Mr. Thing

There I was, on a forbidding February night, kneeling on the floor in my warm communal living room with my housemates, each of us with pencil in hand, poking indentations—but only so deep—into the dirt in about forty small plastic pots we’d arranged in a series of concentric circles. Poke, poke, poke: I’d never done anything like this before, this simple act to which my housemates attended with a ponderous silence. When we were done poking, we proceeded to drop one seed, only one, said Helen, into each indentation. I guess I was bored or nervous or who knows why, but I stood my pencil up in one of the pots and said, Look my plant’s already grown! But Helen said, No, we don’t joke while we do this, it’s a sacred act, a form of prayer, and Star said, It’s an affirmation that we live on this Earth, that we create life, and Deb said, Yeah, and we create life without those icky men involved, which I knew by then was Deb being sarcastic, and I was prepared to cast a scolding look at Deb, but Helen and Star laughed.
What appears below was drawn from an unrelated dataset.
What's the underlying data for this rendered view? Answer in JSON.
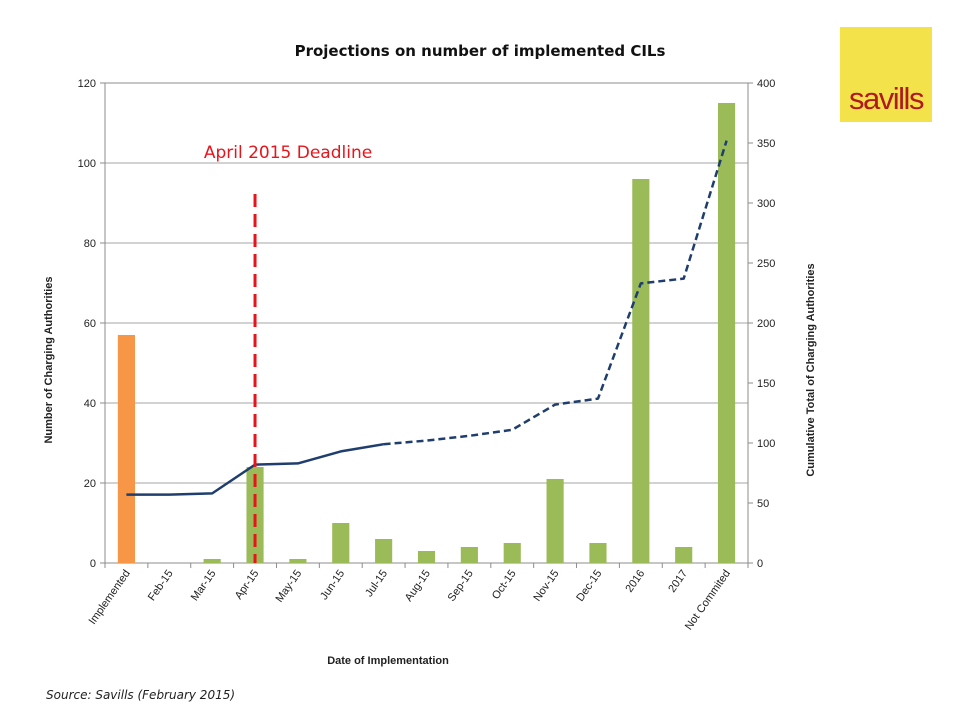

My three new housemates were recent graduates of the nearby state university. I met them at a women’s coffeehouse, where I’d been asking anyone I met if they knew of a room for rent. Someone pointed me at a pale, plump, fair-haired woman with a wide and welcoming smile: Helen. She and two friends had rented a big house and needed someone to fill the fourth bedroom. Was I interested? I too had earned my BA the previous spring, from the private liberal arts college across the river, and since then, I’d already managed to get myself into a botched living arrangement, and I needed out.